Vietnam veteran Howard Goldin, of Monsey, and some of the other travelers from our group had visited the Mai Tam drop-in center for mothers and children with HIV/AIDS last year. Howard was anxious this year to find out what had become of this 8-year-old girl – the same age as his granddaughter – who had a particularly upsetting story:
“Her father got AIDS through the use of a dirty needle and died before she was born, but had infected her mom. Our little girl was born with AIDS, growing up in a rural village that has no knowledge about AIDS. Last year, her mother died and the villagers – thinking they would get AIDS by being near this child – took her to a rubber plantation far off and left her to die.
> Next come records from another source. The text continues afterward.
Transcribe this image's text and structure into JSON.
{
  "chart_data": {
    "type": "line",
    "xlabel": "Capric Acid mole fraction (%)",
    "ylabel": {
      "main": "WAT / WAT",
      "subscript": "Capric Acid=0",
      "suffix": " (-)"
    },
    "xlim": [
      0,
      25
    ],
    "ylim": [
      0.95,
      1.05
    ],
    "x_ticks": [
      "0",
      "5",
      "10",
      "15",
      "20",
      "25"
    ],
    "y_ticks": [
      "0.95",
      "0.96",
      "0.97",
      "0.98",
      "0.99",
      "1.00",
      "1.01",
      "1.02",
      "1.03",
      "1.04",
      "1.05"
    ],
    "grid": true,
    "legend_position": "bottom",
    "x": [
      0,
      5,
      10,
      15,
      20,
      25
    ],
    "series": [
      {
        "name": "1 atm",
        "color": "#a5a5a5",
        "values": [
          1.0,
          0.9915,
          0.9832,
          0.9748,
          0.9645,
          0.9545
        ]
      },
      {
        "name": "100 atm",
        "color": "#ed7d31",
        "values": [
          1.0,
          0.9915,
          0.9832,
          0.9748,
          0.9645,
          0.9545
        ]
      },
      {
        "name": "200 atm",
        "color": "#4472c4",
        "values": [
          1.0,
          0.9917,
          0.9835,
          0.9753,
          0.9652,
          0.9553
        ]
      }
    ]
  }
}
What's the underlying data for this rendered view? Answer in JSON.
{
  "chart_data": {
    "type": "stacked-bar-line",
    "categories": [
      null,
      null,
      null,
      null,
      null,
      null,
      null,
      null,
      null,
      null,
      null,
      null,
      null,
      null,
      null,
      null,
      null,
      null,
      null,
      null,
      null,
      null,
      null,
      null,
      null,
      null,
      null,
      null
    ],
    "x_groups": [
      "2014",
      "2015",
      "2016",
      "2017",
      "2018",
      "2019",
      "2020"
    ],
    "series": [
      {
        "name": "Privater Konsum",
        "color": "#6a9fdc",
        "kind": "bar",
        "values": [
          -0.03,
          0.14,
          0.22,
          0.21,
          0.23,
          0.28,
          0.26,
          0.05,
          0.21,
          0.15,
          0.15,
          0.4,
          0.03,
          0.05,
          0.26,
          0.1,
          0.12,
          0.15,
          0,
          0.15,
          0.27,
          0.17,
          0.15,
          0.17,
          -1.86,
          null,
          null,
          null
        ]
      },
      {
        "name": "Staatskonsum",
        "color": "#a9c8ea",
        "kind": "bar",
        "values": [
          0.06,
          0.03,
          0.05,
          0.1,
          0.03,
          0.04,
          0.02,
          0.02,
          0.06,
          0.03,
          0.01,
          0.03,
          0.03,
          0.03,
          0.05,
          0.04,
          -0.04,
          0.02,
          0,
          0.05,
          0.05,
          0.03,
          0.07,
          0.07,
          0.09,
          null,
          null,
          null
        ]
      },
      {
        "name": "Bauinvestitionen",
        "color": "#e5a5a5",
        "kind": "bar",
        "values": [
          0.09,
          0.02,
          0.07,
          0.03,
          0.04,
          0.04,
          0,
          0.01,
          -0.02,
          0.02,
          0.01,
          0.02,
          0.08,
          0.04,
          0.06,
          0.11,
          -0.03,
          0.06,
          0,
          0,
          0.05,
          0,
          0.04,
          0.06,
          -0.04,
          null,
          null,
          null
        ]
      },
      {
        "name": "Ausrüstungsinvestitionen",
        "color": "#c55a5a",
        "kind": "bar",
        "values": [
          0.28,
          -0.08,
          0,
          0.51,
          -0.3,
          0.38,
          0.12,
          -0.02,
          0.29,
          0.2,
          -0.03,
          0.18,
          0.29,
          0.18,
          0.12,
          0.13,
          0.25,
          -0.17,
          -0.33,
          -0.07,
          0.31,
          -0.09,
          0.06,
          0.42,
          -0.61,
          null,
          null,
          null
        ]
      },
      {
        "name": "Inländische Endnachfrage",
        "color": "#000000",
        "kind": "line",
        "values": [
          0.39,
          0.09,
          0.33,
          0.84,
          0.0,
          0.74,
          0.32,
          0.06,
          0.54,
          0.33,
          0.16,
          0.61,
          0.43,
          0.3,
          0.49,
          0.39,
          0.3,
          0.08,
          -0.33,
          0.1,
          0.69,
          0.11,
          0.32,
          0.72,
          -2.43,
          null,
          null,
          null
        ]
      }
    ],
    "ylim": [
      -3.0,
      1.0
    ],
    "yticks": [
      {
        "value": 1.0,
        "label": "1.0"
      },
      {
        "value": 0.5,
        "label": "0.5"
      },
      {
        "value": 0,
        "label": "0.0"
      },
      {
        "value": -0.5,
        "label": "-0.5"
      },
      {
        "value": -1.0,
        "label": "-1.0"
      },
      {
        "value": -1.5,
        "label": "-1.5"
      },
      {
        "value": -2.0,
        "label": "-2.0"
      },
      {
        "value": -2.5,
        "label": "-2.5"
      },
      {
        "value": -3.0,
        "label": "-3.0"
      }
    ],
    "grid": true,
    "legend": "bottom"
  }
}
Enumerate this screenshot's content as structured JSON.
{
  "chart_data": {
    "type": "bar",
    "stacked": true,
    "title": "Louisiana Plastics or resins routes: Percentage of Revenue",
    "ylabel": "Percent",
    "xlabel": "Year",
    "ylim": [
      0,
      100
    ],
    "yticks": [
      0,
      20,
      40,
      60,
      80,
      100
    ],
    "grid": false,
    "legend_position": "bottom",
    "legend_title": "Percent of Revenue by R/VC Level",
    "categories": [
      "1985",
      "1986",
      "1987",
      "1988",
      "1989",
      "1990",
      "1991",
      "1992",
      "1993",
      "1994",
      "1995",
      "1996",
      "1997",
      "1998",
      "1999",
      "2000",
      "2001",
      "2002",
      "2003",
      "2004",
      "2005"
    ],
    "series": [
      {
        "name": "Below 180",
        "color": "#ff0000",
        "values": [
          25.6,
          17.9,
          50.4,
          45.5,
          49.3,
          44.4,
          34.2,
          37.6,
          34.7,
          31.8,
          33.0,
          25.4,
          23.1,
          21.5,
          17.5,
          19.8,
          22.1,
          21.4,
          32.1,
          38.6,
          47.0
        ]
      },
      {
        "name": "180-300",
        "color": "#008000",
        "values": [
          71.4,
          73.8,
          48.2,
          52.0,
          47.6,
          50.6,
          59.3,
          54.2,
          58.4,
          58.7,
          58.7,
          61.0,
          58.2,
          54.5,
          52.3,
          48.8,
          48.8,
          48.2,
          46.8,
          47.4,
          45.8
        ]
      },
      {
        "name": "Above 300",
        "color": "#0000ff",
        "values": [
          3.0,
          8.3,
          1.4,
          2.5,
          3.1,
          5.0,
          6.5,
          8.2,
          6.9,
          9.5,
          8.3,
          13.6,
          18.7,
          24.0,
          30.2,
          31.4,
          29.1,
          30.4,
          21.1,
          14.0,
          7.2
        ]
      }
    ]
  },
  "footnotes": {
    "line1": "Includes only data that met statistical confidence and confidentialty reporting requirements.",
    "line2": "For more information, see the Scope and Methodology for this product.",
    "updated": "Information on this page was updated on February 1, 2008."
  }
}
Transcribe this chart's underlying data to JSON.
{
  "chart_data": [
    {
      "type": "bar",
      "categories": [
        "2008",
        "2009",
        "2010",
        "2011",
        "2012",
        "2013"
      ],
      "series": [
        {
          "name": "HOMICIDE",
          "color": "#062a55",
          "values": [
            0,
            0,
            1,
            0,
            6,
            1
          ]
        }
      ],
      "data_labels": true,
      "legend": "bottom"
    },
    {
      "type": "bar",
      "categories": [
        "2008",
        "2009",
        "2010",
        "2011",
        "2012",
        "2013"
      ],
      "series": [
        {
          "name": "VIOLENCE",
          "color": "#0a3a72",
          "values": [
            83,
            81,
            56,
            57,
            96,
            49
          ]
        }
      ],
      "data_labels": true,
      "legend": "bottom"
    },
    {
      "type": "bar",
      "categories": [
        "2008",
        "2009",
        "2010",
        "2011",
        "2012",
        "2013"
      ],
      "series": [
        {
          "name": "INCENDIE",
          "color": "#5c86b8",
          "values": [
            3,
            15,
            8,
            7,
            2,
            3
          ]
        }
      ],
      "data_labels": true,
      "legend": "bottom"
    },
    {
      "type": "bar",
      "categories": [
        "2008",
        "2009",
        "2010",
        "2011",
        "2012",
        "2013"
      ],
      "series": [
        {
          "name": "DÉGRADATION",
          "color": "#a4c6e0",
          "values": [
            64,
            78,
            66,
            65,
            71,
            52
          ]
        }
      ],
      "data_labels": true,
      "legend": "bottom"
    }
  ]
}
She was rescued and brought the to Mai Tam center and given several months to live. …
In checking about her status this year we found out that she is no longer with us, her pain is gone.”
On our last day in Vietnam, our group presented the Lovers of the Holy Cross with a $500 donation toward the congregation’s work with AIDS patients and education in Ho Chi Minh City. Click on the audio link below to hear the sisters welcoming us with a song.
The group of Seattle Rotarians we met earlier in our trip, led by Son Michael Pham of Kids Without Borders, also found some hopeful signs in the efforts to prevent and treat AIDS in Vietnam. The group left lots of Beanie Babies for the infected children, and Pham said:
“Two years ago, the Go Vap Orphanage closed down the ‘Children with HIV/AIDS Ward’ and the kids were transferred to the Tam Binh 2 Orphanage in Thu Duc, specializing in caring from children with HIV/AIDS. Even though the kids in Tam Binh 2 are known as orphans, many still have at least one of parent, but they are in this place so they can get the care they need – as well as being isolated from others.
Back when they were at Go Vap, they were kept on one floor and separated from other kids. I could always tell they were very curious why they could not play with the other kids, all between 2-7 years old. I often found them looking at the other kids playing games on the lower courtyard through the holes of the balcony railing or the windows.
One of my most memorable moment was during a visit back in 2001, a three year old girl excitedly told me that soon she would go to France to meet her adopted parents and ‘take medicine’ and be able to play with other kids. She did leave for France, and that was the last news I heard about her. …
The government of Viet Nam does pay very close attention to the area of HIV/AIDS and the impact it would make if it is not contained and resolved. Educational programs can be seen throughout the country, not sure how effective it is, but at least the subject is kept on the front page of the news and visible on the streets with signs and banners. Within this month, many newspaper headlines announced crack downs on prostitution rings, including cases related to foreigners. There are many centers to care for HIV/AIDS patients, adults as well as children and through funding from international organizations they have supplies of medicine, but lack skilled medical staff to provide proper care.”